[Guest blogger Nina Peterson, NCC, ACC is COO and partner at Wisdom Works. Previously she blogged about discipline, creative tension, and belt-tightening techniques.]
Decisions are a constant part of our lives and, at least for me, they seem to have been grabbing more of my attention lately. My son is facing a decision about his career. Myself, I’m prioritizing my personal time to choose the learning communities that best serve me. And professionally, I’m writing decision-making curriculum for one client while another client is deciding how to reorganize a department after staff changes. I was feeling a little emotionally exhausted after one particular day that included all four of these decision-making processes … and then along came some neuroscientists to say: “Of course you were!” It turns out emotions are – and should be – a part of our decision making.
One place for intriguing explorations on the subject is Jonah Lehrer’s book, How We Decide. I was surprised to discover that this was not an academic review of decision-making models, but rather a study of what neuroscience reveals about our long-held beliefs. One insight that Lehrer describes in his book (and in his TV interview with funnyman Stephen Colbert) is the critical role our emotions play in decision making. Emotions impacting decisions? That’s not how many of us were taught. Here’s a brief history of our cultural emphasis on rationality:
- Way back in the 4th century BC, Plato established a powerful foundation in Western culture by suggesting that logic – our rational mind – had to tame our wild and potentially destructive emotions.

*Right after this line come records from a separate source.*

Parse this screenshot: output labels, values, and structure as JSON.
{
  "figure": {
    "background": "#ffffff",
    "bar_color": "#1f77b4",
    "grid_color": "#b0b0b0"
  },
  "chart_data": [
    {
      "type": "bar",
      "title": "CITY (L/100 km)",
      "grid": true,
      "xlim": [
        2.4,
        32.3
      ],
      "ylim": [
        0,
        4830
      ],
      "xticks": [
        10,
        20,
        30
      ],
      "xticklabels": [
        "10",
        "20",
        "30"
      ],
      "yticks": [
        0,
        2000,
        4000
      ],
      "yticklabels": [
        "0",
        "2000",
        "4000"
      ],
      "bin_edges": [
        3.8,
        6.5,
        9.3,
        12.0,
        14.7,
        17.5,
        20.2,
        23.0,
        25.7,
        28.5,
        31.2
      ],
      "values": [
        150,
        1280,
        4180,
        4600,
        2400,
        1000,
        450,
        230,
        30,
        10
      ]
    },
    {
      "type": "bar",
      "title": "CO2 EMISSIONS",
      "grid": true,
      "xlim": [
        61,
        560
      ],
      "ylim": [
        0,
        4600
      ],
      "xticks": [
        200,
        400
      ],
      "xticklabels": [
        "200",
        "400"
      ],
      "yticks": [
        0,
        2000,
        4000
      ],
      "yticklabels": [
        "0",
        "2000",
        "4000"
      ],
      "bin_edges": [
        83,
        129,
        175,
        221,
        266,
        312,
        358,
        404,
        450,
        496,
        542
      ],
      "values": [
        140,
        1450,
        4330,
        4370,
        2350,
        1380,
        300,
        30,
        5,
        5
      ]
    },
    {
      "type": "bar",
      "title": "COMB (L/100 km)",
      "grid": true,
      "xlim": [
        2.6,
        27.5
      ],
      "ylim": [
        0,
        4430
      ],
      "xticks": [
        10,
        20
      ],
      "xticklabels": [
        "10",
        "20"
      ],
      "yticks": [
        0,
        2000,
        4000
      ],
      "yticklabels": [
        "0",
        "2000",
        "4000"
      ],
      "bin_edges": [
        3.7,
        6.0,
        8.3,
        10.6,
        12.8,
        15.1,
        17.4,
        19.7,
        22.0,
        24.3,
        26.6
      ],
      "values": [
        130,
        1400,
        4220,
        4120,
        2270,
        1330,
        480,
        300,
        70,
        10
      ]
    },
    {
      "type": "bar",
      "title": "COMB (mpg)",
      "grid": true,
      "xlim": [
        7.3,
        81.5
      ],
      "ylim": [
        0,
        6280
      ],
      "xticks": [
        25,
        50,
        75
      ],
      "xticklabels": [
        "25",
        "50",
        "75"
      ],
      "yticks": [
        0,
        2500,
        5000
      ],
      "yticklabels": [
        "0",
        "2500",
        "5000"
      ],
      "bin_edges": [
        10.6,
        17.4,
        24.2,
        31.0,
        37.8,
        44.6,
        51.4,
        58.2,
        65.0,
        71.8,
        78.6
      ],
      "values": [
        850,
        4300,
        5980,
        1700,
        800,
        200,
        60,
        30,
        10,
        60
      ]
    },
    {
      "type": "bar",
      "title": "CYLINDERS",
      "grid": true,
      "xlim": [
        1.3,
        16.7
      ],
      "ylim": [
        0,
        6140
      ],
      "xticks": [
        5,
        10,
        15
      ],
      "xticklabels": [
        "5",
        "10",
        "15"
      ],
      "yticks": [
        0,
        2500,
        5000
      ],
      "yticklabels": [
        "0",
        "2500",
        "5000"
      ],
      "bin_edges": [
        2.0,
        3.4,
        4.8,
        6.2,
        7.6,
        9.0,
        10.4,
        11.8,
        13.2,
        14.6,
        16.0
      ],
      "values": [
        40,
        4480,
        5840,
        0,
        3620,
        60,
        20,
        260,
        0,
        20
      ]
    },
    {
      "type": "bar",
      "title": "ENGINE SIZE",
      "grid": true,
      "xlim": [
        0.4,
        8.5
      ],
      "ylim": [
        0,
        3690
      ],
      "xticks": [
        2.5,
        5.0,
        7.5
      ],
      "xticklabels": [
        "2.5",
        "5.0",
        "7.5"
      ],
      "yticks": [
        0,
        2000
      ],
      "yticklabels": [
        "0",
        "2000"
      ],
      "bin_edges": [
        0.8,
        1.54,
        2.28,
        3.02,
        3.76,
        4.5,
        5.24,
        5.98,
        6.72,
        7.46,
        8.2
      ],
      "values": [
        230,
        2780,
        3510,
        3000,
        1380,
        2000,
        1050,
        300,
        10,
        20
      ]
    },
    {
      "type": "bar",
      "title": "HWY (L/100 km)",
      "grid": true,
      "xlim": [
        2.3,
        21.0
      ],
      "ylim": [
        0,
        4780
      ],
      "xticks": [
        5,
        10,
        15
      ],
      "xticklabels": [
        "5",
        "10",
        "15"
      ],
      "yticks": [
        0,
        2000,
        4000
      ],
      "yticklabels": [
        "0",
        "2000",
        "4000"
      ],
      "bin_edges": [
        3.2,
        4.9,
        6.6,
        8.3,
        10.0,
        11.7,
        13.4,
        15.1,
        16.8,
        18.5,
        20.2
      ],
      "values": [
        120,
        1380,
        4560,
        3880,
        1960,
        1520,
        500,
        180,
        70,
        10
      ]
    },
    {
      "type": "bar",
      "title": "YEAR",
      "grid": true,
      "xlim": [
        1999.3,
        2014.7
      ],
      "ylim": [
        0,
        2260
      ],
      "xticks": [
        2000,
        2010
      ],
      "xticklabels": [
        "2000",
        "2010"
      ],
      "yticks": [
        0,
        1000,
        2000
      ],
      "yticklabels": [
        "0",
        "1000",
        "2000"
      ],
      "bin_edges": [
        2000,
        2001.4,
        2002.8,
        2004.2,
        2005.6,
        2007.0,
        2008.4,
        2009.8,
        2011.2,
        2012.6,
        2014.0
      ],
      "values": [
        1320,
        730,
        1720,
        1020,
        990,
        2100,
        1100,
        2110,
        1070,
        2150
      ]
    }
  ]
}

- In the early 1600s, Descartes continued to embed this idea into our way of thinking by labeling emotions as crude and primitive.
- Developed in the 1960s, Kepner-Tregoe’s rational decision analysis remains a common form of management training.
The author Kurt Vonnegut once said: “I was taught that the human brain was the crowning glory of evolution so far, but I think it’s a very poor scheme for survival.” Assuming Vonnegut is referring to the classical view of the rational human brain, his quote, like Lehrer’s book, is pretty revolutionary. Recent studies, however, are supporting just such a revolution. Scientists studying brain function during decision making have identified a part of the brain that is responsible for integrating visceral emotions into the decision making process. They discovered, in fact, that without the ability to include emotions in the process, people are incapable of making a decision. Career consultant Anthony Spadafore goes into more detail in his blog “The Elephant in our Head.”
Experience is a fundamental building block for the brain. Learning what creates pleasure and what brings pain establishes an understanding of patterns. Think about deciding what to wear every day or which cereal to buy: if you did a complete analysis of all the options, you’d be stuck in “analysis paralysis.” The complexity of our world and the speed of life make it unreasonable to allow for deliberate, rational contemplation for every decision we must make. Thus enters emotion.
Emotions can provide a shortcut to decision making. When we are in familiar situations (whether through personal experience or research), our emotions cue the choice that has historically produced a positive outcome. Lehrer’s book shares stories of how an NFL quarterback and a military radar monitor both realize that there are times when their split-second decisions are driven not by rational thinking but by what feels right.
This revelation of the function of emotions does not abolish your obligation to develop good decision-making criteria, gather data, surface diverse perspectives, and complete cost/benefit analyses in certain circumstances. As business leaders with responsibility for strategic direction and optimal use of resources, you must use all the tools available to you. I encourage you to add awareness of emotional input to your tool box – especially when the stakes are high.
As for all those decision-making processes I was facing at the top of this entry, my feelings seem particularly relevant to one of them. In evaluating my association with different learning communities, I realized that my involvement is driven in part by the people involved (particularly those I care about) as well as the opportunity to stretch in new, sometimes uncomfortable ways. Trying to draw a conclusion solely from rational data would have been foolish: we’re talking about an investment of significant time and energy. I engaged my true feelings about the choices and decided to maintain my association with several of these communities.
And then my rational mind kicked in, telling me to try this for a year while paying more conscious attention to what needs of mine are being met and what results I’m achieving. That will provide the data for next year’s decision and then it’ll be time to get data and feelings together again for yet another go-round!